Jokowi’s approval ratings remain high. But so, too, is public disapproval of the idea of extending his stay in office, with democracy advocates fearing it puts at risk gains the country has made under Jokowi, the first president to come from outside the political elite. The country’s first two leaders after World War II and independence from the Netherlands, Sukarno and Suharto, were authoritarians backed by the military, and only Jokowi and his immediate predecessor were directly elected by popular vote.
The transfer of the capital to Nusantara is due to occur in the first quarter of 2024, timed to occur as Jokowi leaves office. The process will continue through 2027, moving the roles of some 25,000 public servants per year.

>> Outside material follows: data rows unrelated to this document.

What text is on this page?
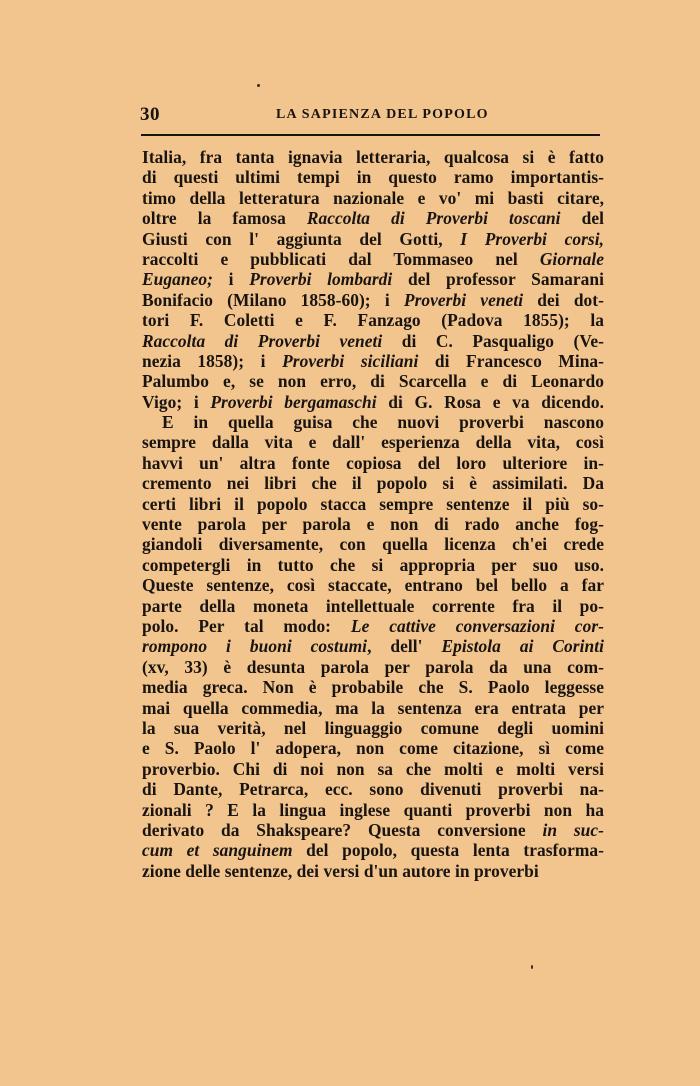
30	LA SAPIENZA DEL POPOLO
Italia, fra tanta ignavia letteraria, qualcosa si è fatto
di questi ultimi tempi in questo ramo importantis-
timo della letteratura nazionale e vo' mi basti citare,
oltre la famosa Raccolta di Proverbi toscani del
Giusti con l' aggiunta del Gotti, I Proverbi corsi,
raccolti e pubblicati dal Tommaseo nel Giornale
Euganeo; i Proverbi lombardi del professor Samarani
Bonifacio (Milano 1858-60); i Proverbi veneti dei dot-
tori F. Coletti e F. Fanzago (Padova 1855); la
Raccolta di Proverbi veneti di C. Pasqualigo (Ve-
nezia 1858); i Proverbi siciliani di Francesco Mina-
Palumbo e, se non erro, di Scarcella e di Leonardo
Vigo; i Proverbi bergamaschi di G. Rosa e va dicendo.
E in quella guisa che nuovi proverbi nascono
sempre dalla vita e dall' esperienza della vita, così
havvi un' altra fonte copiosa del loro ulteriore in-
cremento nei libri che il popolo si è assimilati. Da
certi libri il popolo stacca sempre sentenze il più so-
vente parola per parola e non di rado anche fog-
giandoli diversamente, con quella licenza ch'ei crede
competergli in tutto che si appropria per suo uso.
Queste sentenze, così staccate, entrano bel bello a far
parte della moneta intellettuale corrente fra il po-
polo. Per tal modo: Le cattive conversazioni cor-
rompono i buoni costumi, dell' Epistola ai Corinti
(xv, 33) è desunta parola per parola da una com-
media greca. Non è probabile che S. Paolo leggesse
mai quella commedia, ma la sentenza era entrata per
la sua verità, nel linguaggio comune degli uomini
e S. Paolo l' adopera, non come citazione, sì come
proverbio. Chi di noi non sa che molti e molti versi
di Dante, Petrarca, ecc. sono divenuti proverbi na-
zionali ? E la lingua inglese quanti proverbi non ha
derivato da Shakspeare? Questa conversione in suc-
cum et sanguinem del popolo, questa lenta trasforma-
zione delle sentenze, dei versi d'un autore in proverbi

The indicators look good for renewed Indonesian prosperity. Indonesia is also the only major market around the world where car sales consistently continue to rise. They broke into the black in March 2021, and sales growth has remained very strong ever since, whereas car sales fell 12% in China in March and dropped 21% in the United States. The Indonesian numbers crested above 60% every month except one in the last year (October was “only” 49%), decelerating to just 16% in March. But it’s growth nonetheless, and a sign of the increasing influence of the country’s consumer-goods sector.
How to invest in Indonesia
U.S. investors can play the broad Indonesia growth story through index trackers such as the iShares MSCI Indonesia ETF (EIDO) , which tracks an MSCI index of Indonesian equities designed to provide exposure to large-, mid- and small-caps. It therefore places limits on the amount big-cap stocks can account of the index. The VanEck Indonesia Index ETF tracks the MVIS Indonesia Index that tracks large-caps, though it allows only a maximum single-stock weighting of 8%.
An update on the GoTo Group (IDX:GOTO), which I highlighted as the most exciting new stock listing in Asia. It went public on April 11 with a sold 13% first-day pop, as I explained. The stock has surrendered almost all those gains and ended Friday at 340 rupiah, only slightly above its 338 rupiah per share listing price.
That’s in line with the 0.9% decline in Jakarta stocks since then, but obviously disappointing for investors who bought into the early trading. An e-commerce competitor, Bukalapak (IDX:BUKA), got savaged on social media by short-term speculators who expected massive gains. We’ll have to wait to see the sentiment on GoTo as the year progresses, but I think its prospects remain strong. The company has indicated a desire to list on Wall Street in the past, but hasn’t acted on it yet. Watch this space.